Le résultat est-il pour autant inexploitable ? Mon point de vue est qu’il y a bien souvent peu de risque pour l’animal à dépasser ces valeurs de l’eau de mer jusqu’à détection par l’ICP d’un niveau qui reste faible. On a ainsi l’assurance qu’il n’ya pas de carence (précipitations et transformations chimiques incluses), et le risque de léger surdosage est bien moindre que celui de carence. - Un excès : un élément indispensable peut s’avérer toxique au-delà d’un seuil. L’interprétation de valeurs hors limite est encore incertaine. L’expérience montre que des coraux supportent des limites bien au-delà des valeurs maximales admises. C’est le cas de l’iode. Mais comme chacun sait, la résistance d’un corail dépend de nombreux facteurs et l’accumulation de stress, même minimes individuellement, peut affaiblir le spécimen. La prudence est donc de mise.
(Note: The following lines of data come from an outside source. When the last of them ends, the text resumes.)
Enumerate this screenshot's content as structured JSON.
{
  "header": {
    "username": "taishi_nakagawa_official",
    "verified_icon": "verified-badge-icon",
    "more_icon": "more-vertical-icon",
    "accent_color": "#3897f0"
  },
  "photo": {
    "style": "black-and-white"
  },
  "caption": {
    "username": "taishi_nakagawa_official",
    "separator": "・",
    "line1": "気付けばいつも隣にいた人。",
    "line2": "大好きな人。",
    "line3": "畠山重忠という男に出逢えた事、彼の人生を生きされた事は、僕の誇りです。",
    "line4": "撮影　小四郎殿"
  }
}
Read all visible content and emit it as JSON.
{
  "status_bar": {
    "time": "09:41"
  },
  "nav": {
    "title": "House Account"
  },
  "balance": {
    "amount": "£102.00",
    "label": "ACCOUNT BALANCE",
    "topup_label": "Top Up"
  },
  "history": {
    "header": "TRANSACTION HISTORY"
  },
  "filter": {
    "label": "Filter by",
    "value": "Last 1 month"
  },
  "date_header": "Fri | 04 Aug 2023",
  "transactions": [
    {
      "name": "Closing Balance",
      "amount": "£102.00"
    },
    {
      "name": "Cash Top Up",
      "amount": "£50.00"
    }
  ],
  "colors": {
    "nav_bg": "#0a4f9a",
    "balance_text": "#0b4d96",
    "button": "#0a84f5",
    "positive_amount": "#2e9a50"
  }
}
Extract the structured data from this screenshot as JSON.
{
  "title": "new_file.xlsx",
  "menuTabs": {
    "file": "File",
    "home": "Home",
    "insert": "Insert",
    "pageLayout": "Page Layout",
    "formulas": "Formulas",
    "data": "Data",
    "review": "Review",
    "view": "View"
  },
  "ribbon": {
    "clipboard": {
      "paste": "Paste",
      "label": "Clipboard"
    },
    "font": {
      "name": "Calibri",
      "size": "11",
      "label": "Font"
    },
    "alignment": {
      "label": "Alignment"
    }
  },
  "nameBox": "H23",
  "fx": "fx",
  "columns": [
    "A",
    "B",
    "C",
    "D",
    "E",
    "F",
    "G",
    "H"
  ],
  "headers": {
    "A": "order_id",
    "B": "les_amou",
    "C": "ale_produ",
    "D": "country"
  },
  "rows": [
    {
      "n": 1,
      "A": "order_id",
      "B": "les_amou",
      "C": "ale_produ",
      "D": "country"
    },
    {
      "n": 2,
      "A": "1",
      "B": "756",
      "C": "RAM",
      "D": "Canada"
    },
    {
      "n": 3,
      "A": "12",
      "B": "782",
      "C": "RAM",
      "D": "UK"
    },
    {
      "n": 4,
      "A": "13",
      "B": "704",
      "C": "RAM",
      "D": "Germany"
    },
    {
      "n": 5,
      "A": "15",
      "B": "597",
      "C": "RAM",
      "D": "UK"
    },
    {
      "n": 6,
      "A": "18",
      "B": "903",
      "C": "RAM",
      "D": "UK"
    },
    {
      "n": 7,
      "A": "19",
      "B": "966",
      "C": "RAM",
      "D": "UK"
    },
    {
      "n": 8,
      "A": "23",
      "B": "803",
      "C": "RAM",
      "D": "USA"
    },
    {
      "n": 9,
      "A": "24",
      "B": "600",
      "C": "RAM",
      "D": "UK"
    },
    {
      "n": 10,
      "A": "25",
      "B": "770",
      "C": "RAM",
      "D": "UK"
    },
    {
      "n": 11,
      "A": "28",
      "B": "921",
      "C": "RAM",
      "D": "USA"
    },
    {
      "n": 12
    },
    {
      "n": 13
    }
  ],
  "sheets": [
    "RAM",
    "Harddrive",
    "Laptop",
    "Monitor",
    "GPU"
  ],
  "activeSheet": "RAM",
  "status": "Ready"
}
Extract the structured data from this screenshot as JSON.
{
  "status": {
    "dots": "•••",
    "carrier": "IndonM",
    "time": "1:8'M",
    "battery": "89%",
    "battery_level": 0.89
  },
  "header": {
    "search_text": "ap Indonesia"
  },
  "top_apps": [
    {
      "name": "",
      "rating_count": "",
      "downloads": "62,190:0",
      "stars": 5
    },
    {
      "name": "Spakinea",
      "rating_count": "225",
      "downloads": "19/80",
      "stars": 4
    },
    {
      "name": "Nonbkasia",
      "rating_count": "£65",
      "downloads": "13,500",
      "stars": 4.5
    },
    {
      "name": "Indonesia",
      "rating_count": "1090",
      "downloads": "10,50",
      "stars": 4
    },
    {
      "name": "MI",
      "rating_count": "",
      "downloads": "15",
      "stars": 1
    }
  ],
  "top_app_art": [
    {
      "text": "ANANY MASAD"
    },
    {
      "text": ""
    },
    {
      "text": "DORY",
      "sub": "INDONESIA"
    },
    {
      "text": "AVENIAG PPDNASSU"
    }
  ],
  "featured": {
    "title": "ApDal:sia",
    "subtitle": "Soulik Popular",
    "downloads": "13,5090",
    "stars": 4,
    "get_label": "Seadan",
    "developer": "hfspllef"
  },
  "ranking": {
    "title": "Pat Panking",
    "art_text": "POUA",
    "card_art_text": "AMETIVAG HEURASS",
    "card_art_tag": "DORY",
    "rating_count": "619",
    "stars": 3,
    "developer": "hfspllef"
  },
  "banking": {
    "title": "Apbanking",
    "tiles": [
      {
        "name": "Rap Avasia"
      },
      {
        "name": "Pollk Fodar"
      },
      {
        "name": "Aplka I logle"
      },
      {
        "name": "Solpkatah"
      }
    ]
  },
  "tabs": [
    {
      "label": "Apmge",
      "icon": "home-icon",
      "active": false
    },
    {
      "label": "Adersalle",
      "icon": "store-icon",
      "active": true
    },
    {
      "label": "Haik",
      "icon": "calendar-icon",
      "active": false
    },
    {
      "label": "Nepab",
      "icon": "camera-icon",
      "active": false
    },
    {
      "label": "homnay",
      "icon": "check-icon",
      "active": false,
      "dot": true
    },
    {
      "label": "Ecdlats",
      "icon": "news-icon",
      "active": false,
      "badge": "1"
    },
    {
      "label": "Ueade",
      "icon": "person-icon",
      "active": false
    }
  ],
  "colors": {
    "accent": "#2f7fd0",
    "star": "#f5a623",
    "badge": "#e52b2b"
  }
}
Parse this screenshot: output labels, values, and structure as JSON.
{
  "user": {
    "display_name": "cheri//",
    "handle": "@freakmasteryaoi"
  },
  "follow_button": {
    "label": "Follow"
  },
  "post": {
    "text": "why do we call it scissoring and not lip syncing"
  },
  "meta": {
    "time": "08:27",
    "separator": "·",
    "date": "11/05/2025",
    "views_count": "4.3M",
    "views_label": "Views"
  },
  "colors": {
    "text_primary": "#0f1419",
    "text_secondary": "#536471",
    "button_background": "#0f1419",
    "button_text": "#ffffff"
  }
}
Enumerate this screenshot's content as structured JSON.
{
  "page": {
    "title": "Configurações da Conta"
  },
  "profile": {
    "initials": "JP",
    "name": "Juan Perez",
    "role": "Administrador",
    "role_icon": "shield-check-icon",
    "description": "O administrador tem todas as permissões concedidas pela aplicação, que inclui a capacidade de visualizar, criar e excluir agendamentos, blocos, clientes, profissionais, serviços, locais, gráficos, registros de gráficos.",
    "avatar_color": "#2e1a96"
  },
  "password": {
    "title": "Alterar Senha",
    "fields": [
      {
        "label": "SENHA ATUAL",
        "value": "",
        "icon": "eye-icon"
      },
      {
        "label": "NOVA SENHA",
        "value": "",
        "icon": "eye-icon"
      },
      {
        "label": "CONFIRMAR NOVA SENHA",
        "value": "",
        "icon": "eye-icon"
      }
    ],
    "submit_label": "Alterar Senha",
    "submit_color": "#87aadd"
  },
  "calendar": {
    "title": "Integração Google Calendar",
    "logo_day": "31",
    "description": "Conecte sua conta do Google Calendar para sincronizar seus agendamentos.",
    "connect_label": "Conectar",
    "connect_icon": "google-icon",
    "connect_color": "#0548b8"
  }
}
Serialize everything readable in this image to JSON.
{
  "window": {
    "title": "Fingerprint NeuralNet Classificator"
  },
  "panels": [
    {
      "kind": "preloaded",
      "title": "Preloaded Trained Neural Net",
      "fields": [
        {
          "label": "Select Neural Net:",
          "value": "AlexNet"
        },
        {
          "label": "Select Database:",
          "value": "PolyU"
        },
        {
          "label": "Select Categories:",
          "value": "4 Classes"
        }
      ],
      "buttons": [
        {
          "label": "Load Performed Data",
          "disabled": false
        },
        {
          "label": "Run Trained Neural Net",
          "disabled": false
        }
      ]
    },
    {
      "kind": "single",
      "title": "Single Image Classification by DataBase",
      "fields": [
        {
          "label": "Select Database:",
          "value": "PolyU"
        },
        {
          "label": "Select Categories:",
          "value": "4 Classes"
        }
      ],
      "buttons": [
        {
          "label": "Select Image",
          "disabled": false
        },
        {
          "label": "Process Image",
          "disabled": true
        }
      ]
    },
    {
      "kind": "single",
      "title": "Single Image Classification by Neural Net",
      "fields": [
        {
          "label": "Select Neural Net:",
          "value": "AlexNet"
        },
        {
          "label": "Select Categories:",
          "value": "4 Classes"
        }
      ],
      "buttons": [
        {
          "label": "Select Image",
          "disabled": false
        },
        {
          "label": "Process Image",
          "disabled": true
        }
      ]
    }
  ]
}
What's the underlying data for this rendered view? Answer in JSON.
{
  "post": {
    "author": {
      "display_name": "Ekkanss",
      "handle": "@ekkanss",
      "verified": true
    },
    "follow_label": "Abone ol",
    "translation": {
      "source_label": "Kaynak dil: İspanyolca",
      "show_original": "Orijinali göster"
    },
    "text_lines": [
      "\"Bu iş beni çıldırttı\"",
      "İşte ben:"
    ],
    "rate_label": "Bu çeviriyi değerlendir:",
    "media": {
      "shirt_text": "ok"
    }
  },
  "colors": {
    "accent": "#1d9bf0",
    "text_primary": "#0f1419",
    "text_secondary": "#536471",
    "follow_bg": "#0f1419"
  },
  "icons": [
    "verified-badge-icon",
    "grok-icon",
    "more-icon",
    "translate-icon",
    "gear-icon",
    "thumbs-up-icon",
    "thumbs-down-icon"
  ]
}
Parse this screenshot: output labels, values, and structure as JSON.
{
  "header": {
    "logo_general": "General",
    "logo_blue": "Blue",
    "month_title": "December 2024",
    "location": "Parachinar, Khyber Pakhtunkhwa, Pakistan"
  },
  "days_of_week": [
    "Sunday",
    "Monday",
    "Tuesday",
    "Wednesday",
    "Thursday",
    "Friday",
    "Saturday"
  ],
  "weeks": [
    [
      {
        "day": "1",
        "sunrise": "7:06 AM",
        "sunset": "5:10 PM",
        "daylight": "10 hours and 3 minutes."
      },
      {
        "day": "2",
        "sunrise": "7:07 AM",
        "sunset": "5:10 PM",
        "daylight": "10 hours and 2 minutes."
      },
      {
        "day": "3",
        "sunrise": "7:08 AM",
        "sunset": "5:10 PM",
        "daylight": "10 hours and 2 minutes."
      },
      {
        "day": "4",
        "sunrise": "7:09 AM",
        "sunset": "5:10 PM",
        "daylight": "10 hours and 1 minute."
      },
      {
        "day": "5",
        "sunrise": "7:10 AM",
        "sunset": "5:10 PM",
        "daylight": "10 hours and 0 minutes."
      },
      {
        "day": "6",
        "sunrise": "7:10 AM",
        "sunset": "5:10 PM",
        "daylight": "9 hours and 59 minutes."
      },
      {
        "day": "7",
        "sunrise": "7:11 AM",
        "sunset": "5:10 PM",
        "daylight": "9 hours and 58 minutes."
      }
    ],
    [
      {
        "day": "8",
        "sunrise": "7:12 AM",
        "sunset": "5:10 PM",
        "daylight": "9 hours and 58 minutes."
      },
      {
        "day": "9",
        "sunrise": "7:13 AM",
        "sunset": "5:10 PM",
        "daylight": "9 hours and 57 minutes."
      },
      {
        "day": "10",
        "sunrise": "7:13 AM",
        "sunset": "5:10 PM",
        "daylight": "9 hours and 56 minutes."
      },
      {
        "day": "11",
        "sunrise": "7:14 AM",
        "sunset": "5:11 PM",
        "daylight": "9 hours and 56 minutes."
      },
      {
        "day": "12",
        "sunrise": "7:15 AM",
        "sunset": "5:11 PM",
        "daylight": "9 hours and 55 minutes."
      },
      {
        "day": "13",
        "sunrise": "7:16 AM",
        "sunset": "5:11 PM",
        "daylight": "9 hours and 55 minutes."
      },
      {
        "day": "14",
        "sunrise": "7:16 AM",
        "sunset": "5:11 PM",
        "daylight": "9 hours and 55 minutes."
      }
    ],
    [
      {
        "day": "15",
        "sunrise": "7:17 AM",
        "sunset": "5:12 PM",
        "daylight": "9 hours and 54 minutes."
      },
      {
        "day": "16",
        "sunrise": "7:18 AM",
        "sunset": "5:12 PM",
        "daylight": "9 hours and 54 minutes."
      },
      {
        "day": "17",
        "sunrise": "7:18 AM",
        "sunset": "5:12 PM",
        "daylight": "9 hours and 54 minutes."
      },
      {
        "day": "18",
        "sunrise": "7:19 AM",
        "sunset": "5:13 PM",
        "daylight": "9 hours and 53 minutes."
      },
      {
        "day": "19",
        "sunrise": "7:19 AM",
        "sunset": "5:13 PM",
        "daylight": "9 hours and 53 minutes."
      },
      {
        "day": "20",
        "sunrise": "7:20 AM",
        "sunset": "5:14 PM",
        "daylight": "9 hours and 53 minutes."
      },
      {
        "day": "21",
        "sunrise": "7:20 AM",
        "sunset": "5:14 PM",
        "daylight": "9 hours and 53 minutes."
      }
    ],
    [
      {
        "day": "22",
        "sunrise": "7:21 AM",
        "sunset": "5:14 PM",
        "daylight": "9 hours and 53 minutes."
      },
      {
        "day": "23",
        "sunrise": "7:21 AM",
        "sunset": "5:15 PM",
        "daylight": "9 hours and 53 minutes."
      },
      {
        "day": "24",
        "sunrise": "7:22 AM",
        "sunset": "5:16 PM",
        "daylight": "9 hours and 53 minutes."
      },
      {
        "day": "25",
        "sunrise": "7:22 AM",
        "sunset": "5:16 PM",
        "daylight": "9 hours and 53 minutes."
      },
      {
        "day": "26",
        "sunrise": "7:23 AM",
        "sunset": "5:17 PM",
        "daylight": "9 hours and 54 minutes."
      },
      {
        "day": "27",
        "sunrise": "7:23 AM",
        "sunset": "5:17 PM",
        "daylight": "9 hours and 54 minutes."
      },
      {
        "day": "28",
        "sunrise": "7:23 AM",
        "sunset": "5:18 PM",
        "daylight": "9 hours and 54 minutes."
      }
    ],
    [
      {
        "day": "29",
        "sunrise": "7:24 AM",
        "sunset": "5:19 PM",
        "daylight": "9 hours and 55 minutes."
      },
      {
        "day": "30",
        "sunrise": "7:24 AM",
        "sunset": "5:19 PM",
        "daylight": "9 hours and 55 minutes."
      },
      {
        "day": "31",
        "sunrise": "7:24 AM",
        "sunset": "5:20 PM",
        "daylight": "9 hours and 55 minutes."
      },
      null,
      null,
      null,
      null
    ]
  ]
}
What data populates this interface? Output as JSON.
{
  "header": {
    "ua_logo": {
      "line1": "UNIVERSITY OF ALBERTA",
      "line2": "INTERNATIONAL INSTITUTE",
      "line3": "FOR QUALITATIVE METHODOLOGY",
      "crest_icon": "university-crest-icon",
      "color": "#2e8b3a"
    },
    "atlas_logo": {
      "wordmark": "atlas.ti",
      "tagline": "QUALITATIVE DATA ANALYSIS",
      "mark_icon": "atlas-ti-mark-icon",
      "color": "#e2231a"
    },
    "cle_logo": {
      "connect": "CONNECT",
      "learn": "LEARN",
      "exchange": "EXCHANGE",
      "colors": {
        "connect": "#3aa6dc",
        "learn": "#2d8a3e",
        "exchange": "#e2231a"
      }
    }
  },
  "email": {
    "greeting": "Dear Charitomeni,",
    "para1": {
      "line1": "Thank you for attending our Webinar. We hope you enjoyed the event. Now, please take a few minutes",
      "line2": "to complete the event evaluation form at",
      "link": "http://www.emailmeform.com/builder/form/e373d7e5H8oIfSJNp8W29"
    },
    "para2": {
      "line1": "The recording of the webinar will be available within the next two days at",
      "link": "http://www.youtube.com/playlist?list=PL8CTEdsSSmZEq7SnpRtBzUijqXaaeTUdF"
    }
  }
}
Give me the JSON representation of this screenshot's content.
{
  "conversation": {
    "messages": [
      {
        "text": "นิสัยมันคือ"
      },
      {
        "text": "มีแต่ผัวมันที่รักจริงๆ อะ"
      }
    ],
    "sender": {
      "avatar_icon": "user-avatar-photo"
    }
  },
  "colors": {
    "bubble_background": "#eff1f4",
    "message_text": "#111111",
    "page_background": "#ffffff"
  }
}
La figure 1 résume les informations actuelles issues de rapports scientifiques et de préconisations de professionnels de l’aquariophilie récifale. Il s’agit d’une synthèse provisoire sur un sujet dont il reste encore beaucoup à découvrir. Le tableau pourra donc évoluer selon les informations.
Pour chaque élément le risque est exprimé selon sa carence (couleur jaune), son excès (couleur rouge), et aussi selon que l’effet affecte la croissance tissulaire, la croissance squelettique (la calcification), et les couleurs du corail. Si certains éléments doivent être maintenus au-dessus, ou au-dessous d’un seuil, d’autres devraient rester dans une plage, sans carence ni excès (cases jaunes et rouges). L’aquariophile peut judicieusement corriger les dérives qu’il juge nécessaire.
2. Actions
Selon les résultats, nous devons agir :
- Une carence nécessite de compléter le produit administré soit ponctuellement, soit régulièrement pour subvenir aux consommations naturelles (chimiques et biologiques) dans l’aquarium. Le commerce propose des produits individuels (Tridacna, ATI…) en poudre ou dilués avec les recommandations de dosage.
- Un excès impose parfois une dilution par des changements plus ou moins massifs de l’eau du bac, ou la mise en place de produits absorbants ou adsorbants (figure 2).
La figure 2 inventorie plusieurs modes d’actions. Quelques produits sont cités, seulement pour clarifier la compréhension. Le commerce aquariophile propose tant de solutions qu’il est impossible de les commenter toutes en bonne connaissance. Des forums internet compétents de même que des groupes de discussions de récifalistes avertis répondront plus précisément. Le tableau pourra évoluer en fonction des expériences acquises.